For the third weekend in a row, audiences are invited to brave the sweltering summer heat for a cool (read: hip; not chilly) treat: Shakespeare performed outdoors.
For the past two weekends, American Theatre Co. has offered a production of The Taming of the Shrew on the lawn at Philbrook Museum of Art. This weekend, the Shakedown in T-Town Shakespeare Festival is presenting As You Like It at the H.A. Chapman Centennial Park, at Sixth Street and Boston Avenue downtown.
In its second year (Justin McKean organized it last year under the name "Tulsa Shakespeare Festival"), the festival has already outgrown 2010's iteration. For starters, it's more festival-like. Rather than being a one-time performance, like last year's presentation of Romeo and Juliet was, the play will be performed both Friday, June 10, and Saturday, June 11, beginning at 7:30pm.
On Saturday, an arts and crafts fair, as well as opening performances by Portico Dans Theatre and Light Opera Oklahoma, will precede the play.

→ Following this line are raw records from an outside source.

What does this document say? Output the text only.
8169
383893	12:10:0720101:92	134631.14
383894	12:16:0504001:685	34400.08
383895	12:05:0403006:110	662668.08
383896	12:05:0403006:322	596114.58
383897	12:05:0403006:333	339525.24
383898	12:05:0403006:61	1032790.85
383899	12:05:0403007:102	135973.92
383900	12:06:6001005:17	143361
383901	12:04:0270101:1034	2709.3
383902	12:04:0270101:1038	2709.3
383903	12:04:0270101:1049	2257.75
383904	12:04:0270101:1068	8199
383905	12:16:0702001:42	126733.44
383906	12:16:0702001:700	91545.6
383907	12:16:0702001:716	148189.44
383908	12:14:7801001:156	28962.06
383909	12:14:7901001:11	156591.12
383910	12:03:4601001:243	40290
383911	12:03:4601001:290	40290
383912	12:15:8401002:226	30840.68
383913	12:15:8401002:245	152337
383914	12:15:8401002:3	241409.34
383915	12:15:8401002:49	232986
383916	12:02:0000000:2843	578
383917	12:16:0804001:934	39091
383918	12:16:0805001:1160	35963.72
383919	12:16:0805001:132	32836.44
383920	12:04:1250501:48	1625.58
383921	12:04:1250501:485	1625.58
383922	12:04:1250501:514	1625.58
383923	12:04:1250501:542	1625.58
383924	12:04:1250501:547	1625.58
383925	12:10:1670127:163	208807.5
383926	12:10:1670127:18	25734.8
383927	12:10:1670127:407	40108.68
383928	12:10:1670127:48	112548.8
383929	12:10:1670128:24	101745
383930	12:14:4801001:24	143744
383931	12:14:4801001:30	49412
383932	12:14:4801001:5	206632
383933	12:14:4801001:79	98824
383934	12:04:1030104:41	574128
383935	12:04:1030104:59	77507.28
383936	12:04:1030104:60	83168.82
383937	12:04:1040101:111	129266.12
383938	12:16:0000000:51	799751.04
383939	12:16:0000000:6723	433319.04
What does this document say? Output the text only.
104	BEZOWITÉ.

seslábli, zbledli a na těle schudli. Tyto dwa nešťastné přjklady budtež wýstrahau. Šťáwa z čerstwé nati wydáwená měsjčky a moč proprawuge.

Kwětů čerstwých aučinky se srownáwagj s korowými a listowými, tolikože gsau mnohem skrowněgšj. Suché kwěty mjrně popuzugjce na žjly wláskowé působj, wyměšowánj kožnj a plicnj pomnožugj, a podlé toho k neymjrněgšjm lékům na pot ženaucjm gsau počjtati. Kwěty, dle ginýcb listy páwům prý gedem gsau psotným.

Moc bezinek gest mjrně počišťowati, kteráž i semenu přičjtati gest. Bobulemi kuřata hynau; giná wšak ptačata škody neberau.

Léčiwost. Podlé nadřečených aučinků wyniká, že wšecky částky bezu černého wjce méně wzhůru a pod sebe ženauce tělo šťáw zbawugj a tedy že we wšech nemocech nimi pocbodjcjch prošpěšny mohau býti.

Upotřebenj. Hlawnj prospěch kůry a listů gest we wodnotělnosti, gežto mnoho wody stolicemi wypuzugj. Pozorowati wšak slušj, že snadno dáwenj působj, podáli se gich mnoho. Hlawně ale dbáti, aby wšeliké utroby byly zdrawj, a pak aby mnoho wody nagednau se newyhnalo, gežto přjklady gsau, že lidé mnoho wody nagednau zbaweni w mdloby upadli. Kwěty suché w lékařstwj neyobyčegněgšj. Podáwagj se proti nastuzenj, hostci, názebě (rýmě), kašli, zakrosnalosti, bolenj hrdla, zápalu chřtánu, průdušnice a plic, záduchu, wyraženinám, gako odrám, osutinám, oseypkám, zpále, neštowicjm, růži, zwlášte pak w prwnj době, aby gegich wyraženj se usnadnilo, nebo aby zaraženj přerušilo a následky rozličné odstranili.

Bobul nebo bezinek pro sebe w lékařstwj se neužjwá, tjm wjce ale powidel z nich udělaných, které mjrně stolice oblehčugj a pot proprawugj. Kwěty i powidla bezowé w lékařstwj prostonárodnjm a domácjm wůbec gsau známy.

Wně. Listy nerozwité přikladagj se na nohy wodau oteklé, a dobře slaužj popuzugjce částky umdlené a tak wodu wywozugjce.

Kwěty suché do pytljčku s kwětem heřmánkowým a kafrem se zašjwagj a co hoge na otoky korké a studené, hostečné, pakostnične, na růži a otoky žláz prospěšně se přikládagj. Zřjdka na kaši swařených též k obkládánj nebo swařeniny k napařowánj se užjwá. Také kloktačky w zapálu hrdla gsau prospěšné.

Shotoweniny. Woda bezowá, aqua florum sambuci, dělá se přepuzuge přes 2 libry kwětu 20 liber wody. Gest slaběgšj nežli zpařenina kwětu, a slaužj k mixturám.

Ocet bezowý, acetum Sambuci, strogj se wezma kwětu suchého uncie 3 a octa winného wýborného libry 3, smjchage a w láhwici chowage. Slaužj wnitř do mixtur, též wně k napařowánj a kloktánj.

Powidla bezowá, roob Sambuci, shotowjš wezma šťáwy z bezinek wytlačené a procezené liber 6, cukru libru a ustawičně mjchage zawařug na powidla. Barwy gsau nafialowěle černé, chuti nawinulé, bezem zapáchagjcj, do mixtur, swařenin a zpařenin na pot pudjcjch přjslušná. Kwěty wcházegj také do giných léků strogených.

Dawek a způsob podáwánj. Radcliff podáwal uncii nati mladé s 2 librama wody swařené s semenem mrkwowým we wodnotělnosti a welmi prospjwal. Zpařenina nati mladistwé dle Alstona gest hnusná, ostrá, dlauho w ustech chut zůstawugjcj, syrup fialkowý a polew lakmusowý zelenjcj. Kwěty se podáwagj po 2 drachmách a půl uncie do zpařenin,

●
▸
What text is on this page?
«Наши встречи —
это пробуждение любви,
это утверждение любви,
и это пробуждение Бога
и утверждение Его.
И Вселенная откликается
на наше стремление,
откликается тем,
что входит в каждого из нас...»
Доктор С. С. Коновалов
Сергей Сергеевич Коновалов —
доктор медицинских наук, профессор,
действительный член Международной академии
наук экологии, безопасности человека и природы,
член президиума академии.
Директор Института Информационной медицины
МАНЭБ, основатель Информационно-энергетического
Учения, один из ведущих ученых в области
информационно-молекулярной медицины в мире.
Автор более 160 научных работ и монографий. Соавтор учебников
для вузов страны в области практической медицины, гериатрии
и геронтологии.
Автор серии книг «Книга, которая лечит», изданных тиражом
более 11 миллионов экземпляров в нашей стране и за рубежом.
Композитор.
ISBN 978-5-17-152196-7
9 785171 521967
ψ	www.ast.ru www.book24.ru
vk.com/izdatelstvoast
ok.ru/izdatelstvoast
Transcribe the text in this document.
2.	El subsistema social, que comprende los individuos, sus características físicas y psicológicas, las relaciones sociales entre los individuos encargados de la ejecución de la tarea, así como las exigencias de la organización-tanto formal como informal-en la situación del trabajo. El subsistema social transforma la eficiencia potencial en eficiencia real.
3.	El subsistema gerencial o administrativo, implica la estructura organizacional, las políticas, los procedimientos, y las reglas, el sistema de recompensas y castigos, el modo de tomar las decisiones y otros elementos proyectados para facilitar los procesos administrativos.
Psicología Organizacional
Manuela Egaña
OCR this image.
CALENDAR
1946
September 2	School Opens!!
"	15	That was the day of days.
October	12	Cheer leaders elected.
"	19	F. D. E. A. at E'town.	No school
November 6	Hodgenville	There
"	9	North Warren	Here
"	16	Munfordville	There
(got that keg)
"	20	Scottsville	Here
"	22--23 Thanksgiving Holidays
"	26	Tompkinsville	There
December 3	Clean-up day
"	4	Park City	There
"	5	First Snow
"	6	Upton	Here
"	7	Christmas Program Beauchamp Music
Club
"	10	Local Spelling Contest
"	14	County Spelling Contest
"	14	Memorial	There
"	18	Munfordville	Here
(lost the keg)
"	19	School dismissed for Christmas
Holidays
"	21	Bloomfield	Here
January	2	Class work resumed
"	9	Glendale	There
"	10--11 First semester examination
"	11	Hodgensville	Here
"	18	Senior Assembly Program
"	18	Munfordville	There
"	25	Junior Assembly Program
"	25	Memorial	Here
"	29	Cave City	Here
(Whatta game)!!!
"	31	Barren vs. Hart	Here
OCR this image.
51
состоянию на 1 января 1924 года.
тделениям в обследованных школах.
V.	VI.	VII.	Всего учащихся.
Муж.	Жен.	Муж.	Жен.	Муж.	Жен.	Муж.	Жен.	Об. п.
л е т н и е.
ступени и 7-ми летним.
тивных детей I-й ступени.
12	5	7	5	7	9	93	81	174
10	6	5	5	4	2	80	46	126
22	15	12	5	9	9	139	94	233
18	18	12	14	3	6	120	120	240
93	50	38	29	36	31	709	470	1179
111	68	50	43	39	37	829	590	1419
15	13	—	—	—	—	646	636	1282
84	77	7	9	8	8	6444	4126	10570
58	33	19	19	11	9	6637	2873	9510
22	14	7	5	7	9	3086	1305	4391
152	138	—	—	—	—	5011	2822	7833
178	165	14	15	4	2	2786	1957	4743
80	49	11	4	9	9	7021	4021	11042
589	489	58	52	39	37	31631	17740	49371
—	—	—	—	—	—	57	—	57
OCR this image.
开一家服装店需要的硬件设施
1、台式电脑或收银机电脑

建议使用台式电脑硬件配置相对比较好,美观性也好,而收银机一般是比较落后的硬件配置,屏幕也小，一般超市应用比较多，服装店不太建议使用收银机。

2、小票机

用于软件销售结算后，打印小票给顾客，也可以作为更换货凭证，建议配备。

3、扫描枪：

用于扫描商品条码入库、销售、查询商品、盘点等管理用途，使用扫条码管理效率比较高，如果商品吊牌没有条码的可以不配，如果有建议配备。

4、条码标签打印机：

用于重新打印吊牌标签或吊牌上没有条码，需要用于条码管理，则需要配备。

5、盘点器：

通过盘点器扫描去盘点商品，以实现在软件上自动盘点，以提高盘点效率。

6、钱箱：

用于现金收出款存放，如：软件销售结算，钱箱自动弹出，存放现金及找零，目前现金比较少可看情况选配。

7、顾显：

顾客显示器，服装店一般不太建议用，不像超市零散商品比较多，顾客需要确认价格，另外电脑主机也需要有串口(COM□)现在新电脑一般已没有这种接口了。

Food and beverage vendors will also be on hand.
The festival's organizers, Brigid Vance and Jenny Guy, are no strangers to the Shakespeare in the Park concept.
"I was 7 the first year I (performed with Shakespeare in the Park)," Vance, the festival's managing director, said, referring to Tulsa Repertory Theatre. "Four years in a row, I was in A Midsummer Night's Dream. It's an experience from my childhood that I remember very fondly."
Guy, who's directing and acting in As You Like It, is also a TRT Shakespeare in the Park veteran.
"It's something we're both attached to and really enjoyed," Vance said.
So when Justin McKean bowed out of organizing this year's festival, Vance and Guy quickly stepped in to take over.
The pair moved the festival from August to June, added new elements and chose a play to produce.
As You Like It is a comedy set in the Forest of Arden that begins with hilarity and ends with multiple nuptials.
"We decided As You Like It would be fun because it's really funny and engaging," Vance said. "It's a funny show, and it's accessible. It's a show you can come watch and, even if you don't know about Shakespeare, understand it.
"It's one of the few where nobody dies," she said. "Nobody even fakes dying."
Which makes the play and festival both family-friendly.
"Centennial Park is beautiful, and it really works with the show we're doing," Vance said. "It's a nice, relaxed environment for Shakespeare. I would encourage people who don't know Shakespeare or who don't like Shakespeare to come out and be exposed to it in a non-threatening way."
And for those who attended last year and worry about a repeat of the technical difficulties that delayed Romeo and Juliet for over an hour, Vance assures there will be no such mishaps.
"Tech is coming in earlier to make sure the sound and lighting work," she said. "We won't be playing with things the day of the show."
The park will be open at 6pm Friday evening, and beverage (alcoholic and non) and food vendors will be on hand. On Saturday, the festival begins at noon, and, both nights, the show begins at 7:30pm. Shakedown in T-Town is free and open to the public.
Vance recognizes that the event has grown since last year, and she has high hopes for its future.
"It's something we can build on and hopefully grow into two weekends in the future," she said. "Our ultimate goal is to be a professional theater company with a free festival."
All in a day's work
Celebrity Attractions, the city's Broadway presenter, is bringing 9 to 5: The Musical to the Tulsa Performing Arts Center's Chapman Music Hall, 110 E. Second St., June 14-19 for eight performances.
The musical is based on the movie by the same name and features a score and title song by Dolly Parton.
"I couldn't have asked for a better experience on my first Broadway show," Dolly Parton said in a press release. "I've had the privilege of working with an amazing group of people who have become like family to me. I can't wait for this show to hit the road so people across the country can see why I'm so proud of everyone involved."
9 to 5: The Musical is the story of three unlikely female friends who conspire to take control of their company and learn there's nothing they can't do -- even in a man's world.
The musical is about teaming up and taking care of business -- and it's about getting credit and getting even.
Patricia Resnick, co-writer of the film's screenplay, wrote the book for the musical, and Jeff Calhoun choreographed it.
9 to 5: The Musical had its world premiere engagement in Los Angeles at the Center Theatre Group/Ahmanson Theatre in September of 2008 and opened on Broadway at the Marriott Marquis Theatre on April 30, 2009.
Showtimes vary, and tickets range from $20-$60 each. They, along with additional information about the performances, are available at tulsapac.com.